Die Januar-Nachlese von SpaceX

Diesmal nicht am Monatsanfang, aber weil es aktuelle Nachrichten gibt eben jetzt, einige Neuigkeiten von SpaceX.

Starttermin ITF3

Also als erstes dürfen wir uns auf einen neuen Teststart freuen, der im Februar stattfinden soll. Ich nehme an, der Starttermin wird wie beim letzten Start erst kurz vorher bekannt gegeben. Ich habe überlegt, wie viele Raketen es gab, die bei den ersten drei Starts scheiterten, was – darauf komme ich noch zurück – nicht unwahrscheinlich ist. Spontan fielen mir die Falcon 1 und Europa I ein. Als ich mein Programm zum Auswerten der Startlisten von Jonathan McDowell zu Rate zog, waren es doch noch einige mehr: Atlas Able, Europa I, Falcon 1, Lambda 4s, N-1, NOTS und Wostok-L 8K72. Die Falcon 1 sticht heraus, weil alle anderen Träger ihren Jungfernflug in den fünfziger und sechziger Jahren hatten, die Falcon 9 aber 2006 als man eigentlich schon Jahrzehnte der Erfahrung im Raketenbau hat. Noch ein Hinweis, ist eigentlich eine Selbstverständlichkeit wird bei Kommentaren zu SpaceX aber gerne ignoriert. Die Links sind nicht zum Spaß drin, sondern erlauben es fehlendes Wissen auf der Webseite nachzuholen (obige Links) oder verlinken zu Quellen. Dort nachzuschauen erspart machen Kommentar und Spekulation.

Nachlese Teststart ITF2

Dann gibt es endlich was neues zum letzten Fehlstart. Nach dem ersten Testflug ITF1 lies Elon Musk ja wenige Tage in einem Chat wenigstens einige Details fallen, diesmal war er über fast zwei Monate schweigsam. Ich habe schon vermutet, dsas es wahrscheinlich eine peinliche Erklärung ist, denn wäre es etwas Nachvollziehbares, er hätte es sicher sofort heraus posaunt, so wie er gestrickt ist. Für die Explosion der Superheavy gibt es noch keine Erklärung, aber für die des Starships:

„Flight 2 actually almost made it to orbit,” he said. “If it had a payload, it would have made it to orbit because the reason that it actually didn’t quite make it to orbit was we vented the liquid oxygen, and the liquid oxygen ultimately led to a fire and an explosion.”

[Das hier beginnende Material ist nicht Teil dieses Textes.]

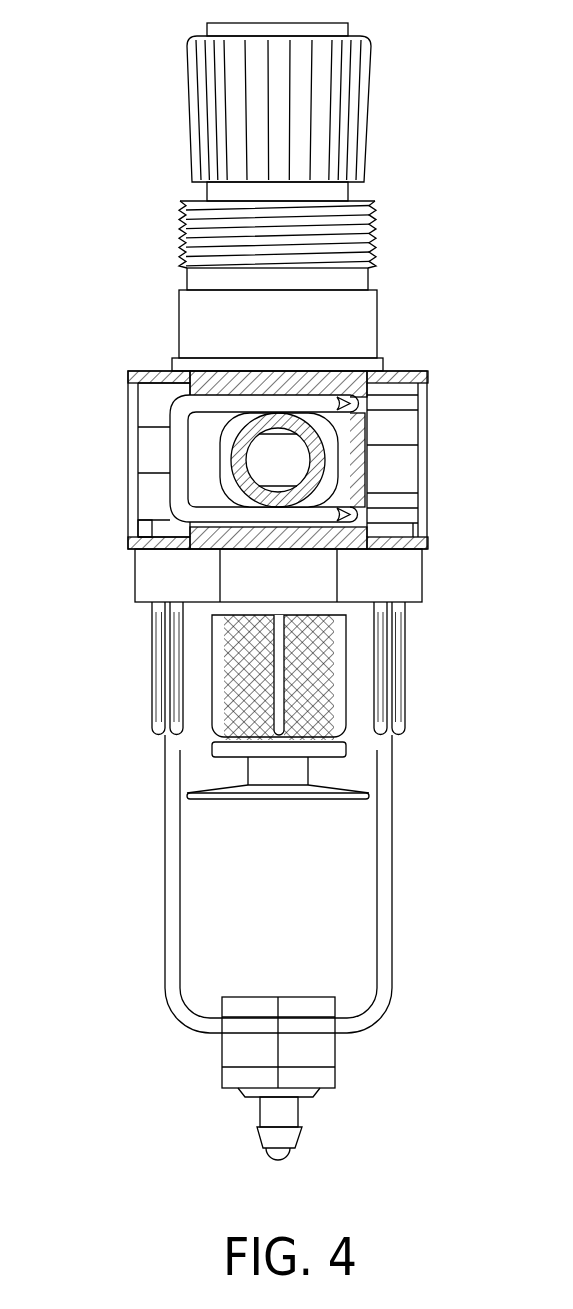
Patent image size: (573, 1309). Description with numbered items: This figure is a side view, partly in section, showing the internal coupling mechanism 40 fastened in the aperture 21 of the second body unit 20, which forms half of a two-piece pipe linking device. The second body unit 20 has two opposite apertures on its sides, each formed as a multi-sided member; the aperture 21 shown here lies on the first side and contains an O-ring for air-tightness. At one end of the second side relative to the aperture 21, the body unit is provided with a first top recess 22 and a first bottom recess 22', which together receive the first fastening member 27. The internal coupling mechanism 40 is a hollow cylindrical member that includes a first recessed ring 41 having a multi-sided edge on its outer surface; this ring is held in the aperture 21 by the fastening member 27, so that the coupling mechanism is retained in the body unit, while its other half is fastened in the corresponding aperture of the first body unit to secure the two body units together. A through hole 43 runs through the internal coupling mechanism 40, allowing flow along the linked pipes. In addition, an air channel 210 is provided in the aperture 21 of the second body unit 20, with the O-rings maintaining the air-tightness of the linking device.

The second body unit 20 is at (410, 352).
The aperture 21 is at (323, 500).
The first top recess 22 is at (413, 457).
The first bottom recess 22' is at (416, 515).
The first fastening member 27 is at (177, 455).
The internal coupling mechanism 40 is at (323, 465).
The first recessed ring 41 is at (327, 478).
The through hole 43 is at (275, 483).
The air channel 210 is at (275, 452).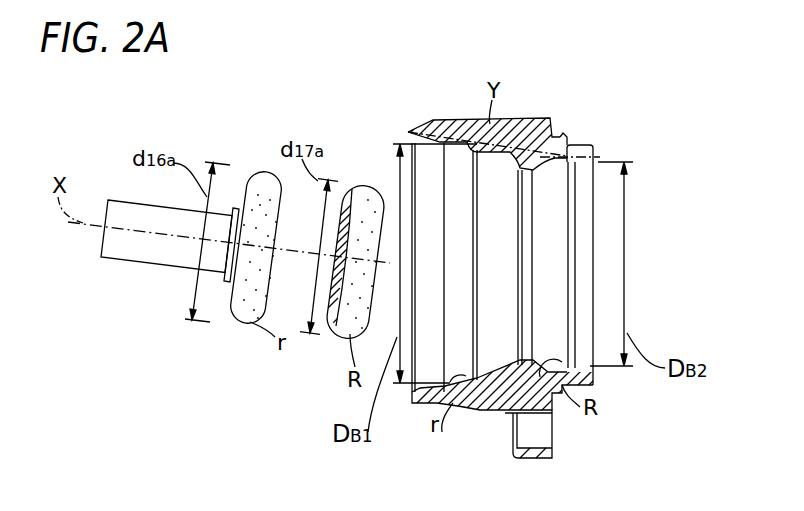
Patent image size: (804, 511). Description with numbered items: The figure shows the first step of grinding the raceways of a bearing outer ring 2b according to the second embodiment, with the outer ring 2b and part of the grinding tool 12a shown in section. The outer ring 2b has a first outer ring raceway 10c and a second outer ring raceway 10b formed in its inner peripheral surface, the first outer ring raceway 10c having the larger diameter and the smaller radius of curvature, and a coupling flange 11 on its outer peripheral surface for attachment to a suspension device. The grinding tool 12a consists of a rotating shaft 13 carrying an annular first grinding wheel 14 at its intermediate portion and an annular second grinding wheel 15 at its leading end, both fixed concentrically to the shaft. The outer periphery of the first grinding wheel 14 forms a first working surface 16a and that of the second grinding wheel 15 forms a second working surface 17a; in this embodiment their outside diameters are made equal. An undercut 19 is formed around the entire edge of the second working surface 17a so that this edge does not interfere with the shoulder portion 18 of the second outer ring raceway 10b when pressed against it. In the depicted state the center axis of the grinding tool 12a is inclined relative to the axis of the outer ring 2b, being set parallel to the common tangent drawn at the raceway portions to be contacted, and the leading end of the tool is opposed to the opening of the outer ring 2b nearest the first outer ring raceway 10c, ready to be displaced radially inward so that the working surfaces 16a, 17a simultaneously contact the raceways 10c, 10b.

The rotating shaft 13 is at (122, 201).
The first grinding wheel 14 is at (234, 268).
The grinding tool 12a is at (234, 187).
The first working surface 16a is at (255, 172).
The second working surface 17a is at (331, 216).
The undercut 19 is at (345, 192).
The second grinding wheel 15 is at (333, 283).
The outer ring 2b is at (528, 134).
The first outer ring raceway 10c is at (452, 137).
The second outer ring raceway 10b is at (560, 143).
The shoulder portion 18 is at (537, 167).
The coupling flange 11 is at (537, 457).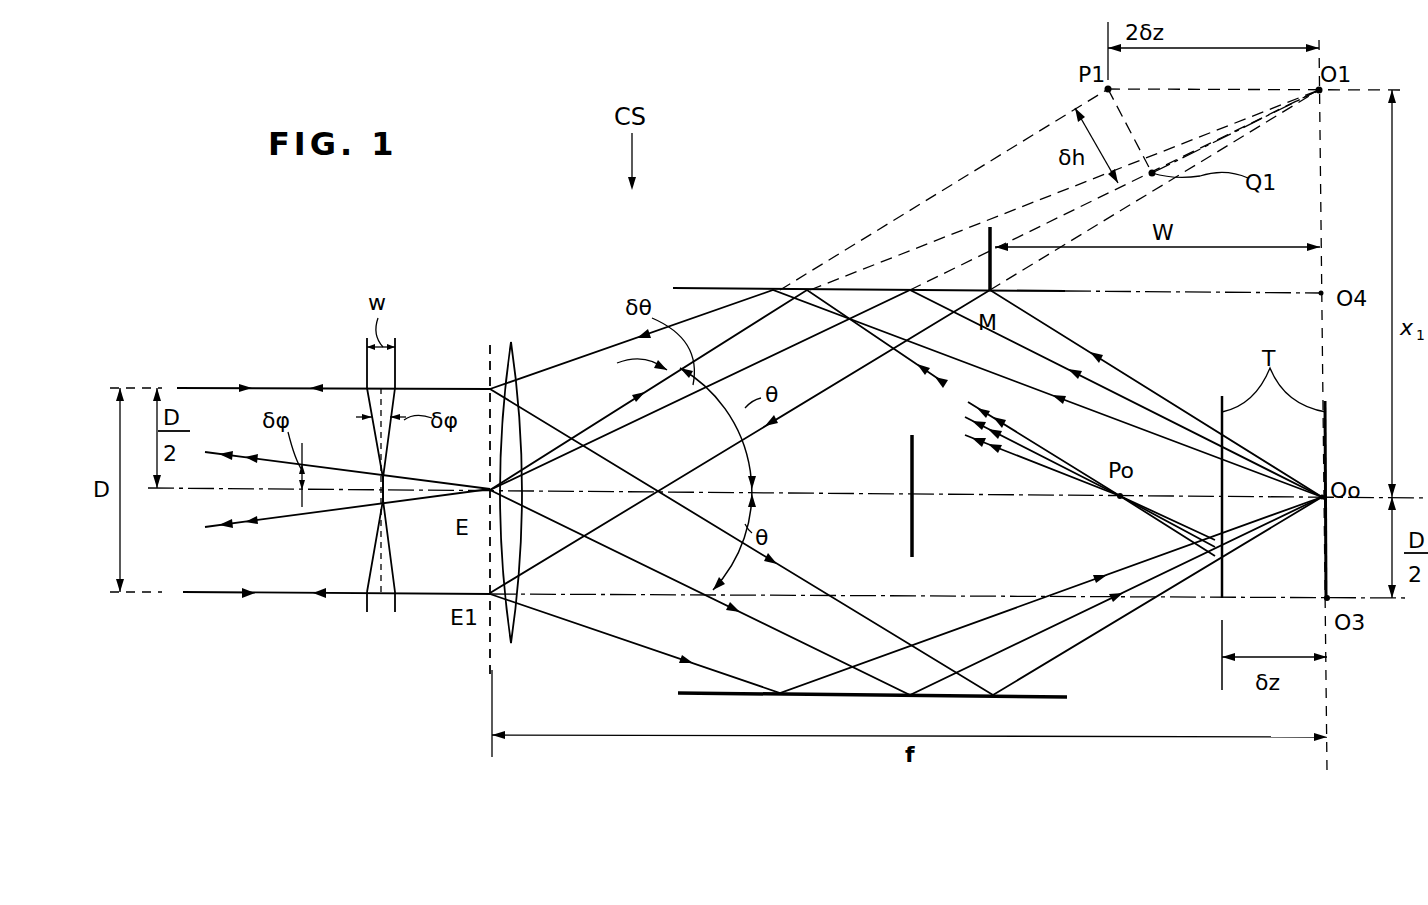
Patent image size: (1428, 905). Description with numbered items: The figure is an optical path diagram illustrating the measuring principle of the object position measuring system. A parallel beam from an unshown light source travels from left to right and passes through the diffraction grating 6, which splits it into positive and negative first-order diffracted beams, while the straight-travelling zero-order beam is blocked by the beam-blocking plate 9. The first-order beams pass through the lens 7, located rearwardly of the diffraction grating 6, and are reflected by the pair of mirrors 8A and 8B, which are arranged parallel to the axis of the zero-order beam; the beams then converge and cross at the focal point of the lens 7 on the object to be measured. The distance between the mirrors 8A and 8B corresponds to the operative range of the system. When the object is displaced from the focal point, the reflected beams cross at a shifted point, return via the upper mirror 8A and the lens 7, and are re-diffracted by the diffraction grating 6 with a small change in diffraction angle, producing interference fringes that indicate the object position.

The diffraction grating 6 is at (488, 345).
The lens 7 is at (516, 345).
The upper mirror 8A is at (742, 288).
The lower mirror 8B is at (678, 693).
The beam-blocking plate 9 is at (914, 528).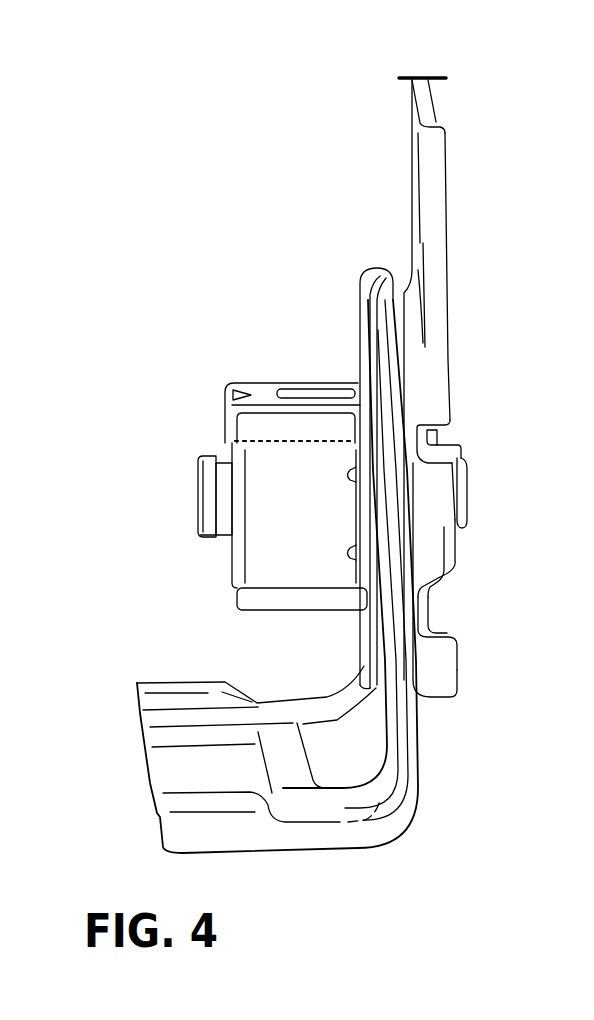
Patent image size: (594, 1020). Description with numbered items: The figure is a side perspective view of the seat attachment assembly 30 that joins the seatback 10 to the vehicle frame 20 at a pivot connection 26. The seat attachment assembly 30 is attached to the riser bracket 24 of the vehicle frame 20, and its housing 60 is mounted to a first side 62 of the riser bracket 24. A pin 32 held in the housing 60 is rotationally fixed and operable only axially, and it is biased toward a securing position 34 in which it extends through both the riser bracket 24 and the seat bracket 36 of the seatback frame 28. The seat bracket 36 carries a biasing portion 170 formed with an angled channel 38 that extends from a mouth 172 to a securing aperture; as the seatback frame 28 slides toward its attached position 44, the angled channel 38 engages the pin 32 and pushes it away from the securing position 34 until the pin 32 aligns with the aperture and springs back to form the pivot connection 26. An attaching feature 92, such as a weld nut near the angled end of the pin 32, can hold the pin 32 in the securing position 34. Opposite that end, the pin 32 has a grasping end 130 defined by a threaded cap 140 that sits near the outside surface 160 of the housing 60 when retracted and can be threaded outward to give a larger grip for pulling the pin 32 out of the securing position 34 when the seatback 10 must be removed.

The seatback 10 is at (462, 88).
The vehicle frame 20 is at (383, 853).
The riser bracket 24 is at (375, 791).
The pivot connection 26 is at (459, 429).
The seatback frame 28 is at (454, 130).
The seat attachment assembly 30 is at (232, 337).
The pin 32 is at (228, 466).
The securing position 34 is at (188, 538).
The seat bracket 36 is at (432, 217).
The angled channel 38 is at (433, 488).
The attached position 44 is at (459, 306).
The housing 60 is at (255, 393).
The first side 62 is at (362, 308).
The attaching feature 92 is at (462, 503).
The grasping end 130 is at (185, 468).
The threaded cap 140 is at (212, 538).
The outside surface 160 is at (262, 395).
The biasing portion 170 is at (458, 598).
The mouth 172 is at (440, 560).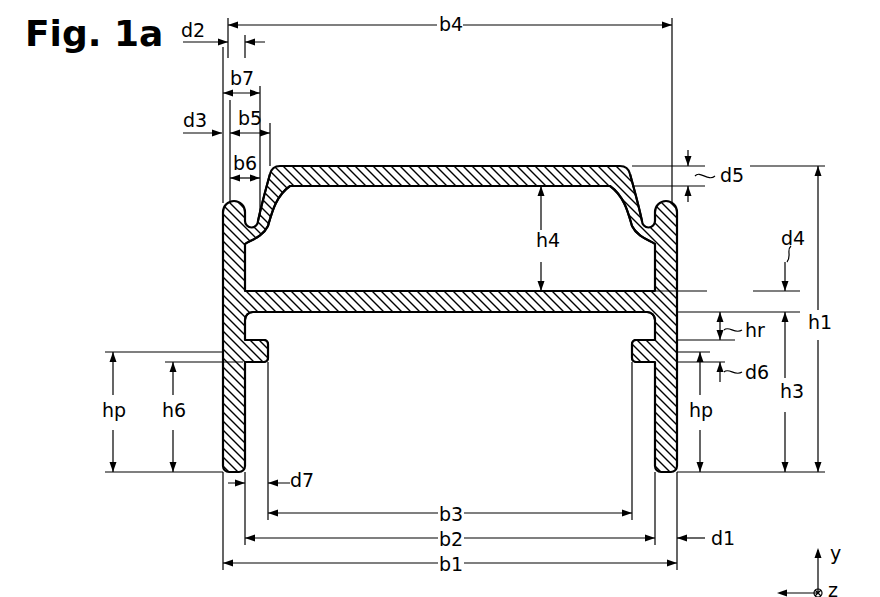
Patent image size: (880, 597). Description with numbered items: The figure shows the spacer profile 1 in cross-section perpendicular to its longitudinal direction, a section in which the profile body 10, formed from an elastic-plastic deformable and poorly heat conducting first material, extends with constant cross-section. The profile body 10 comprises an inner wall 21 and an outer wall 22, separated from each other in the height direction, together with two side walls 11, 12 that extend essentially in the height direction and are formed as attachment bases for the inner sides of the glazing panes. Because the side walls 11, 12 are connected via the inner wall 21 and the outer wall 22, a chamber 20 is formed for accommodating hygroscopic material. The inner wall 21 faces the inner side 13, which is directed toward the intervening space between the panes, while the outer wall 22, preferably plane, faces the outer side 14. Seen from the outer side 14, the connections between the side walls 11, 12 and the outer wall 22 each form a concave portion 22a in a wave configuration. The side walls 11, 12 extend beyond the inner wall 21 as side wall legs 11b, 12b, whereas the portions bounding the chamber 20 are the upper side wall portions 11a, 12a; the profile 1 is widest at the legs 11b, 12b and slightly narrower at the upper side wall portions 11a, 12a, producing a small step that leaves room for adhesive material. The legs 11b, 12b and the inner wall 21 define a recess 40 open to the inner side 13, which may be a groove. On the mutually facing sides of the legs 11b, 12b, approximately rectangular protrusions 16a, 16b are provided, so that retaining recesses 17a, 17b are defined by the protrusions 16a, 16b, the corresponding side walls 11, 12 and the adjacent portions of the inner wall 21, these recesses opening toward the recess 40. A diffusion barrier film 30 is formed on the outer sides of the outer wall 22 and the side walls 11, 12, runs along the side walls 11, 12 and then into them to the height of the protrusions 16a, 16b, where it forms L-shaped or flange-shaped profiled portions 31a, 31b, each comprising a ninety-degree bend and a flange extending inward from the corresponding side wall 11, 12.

The spacer profile 1 is at (753, 120).
The profile body 10 is at (574, 166).
The side wall 11 is at (223, 236).
The upper side wall portion 11a is at (223, 272).
The side wall leg 11b is at (226, 462).
The side wall 12 is at (677, 236).
The upper side wall portion 12a is at (677, 272).
The side wall leg 12b is at (676, 465).
The inner side 13 is at (387, 444).
The outer side 14 is at (466, 148).
The protrusion 16a is at (270, 352).
The protrusion 16b is at (630, 352).
The retaining recess 17a is at (282, 328).
The retaining recess 17b is at (620, 328).
The chamber 20 is at (353, 248).
The inner wall 21 is at (460, 290).
The outer wall 22 is at (419, 188).
The concave portion 22a is at (281, 150).
The diffusion barrier film 30 is at (364, 166).
The profiled portion of diffusion barrier film 31a is at (223, 330).
The profiled portion of diffusion barrier film 31b is at (666, 333).
The recess 40 is at (460, 406).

Also man hat beim Testflug ITF bei einer noch arbeitenden Rakete während des Flugs, bevor ein Orbit erreicht wurde, Sauerstoff aus dem direkt über den Triebwerken liegenden Tank abgelassen und das hat ein Feuer verursacht und so eine Explosion resultiert (anders als direkt nach dem Start verlautbart wurde also nicht das Selbstzerstörungssystem aktiv).

Ich habe mir überleg,t ob ich das noch sarkastisch kommentieren soll, aber selbst für absolute Raketenlaien sollte klar sein, dass man keinen flüssigen hochkonzentrierten Sauerstoff abgibt, wenn eine Flamme in der Nähe ist, wie sie die Triebwerke ausstoßen.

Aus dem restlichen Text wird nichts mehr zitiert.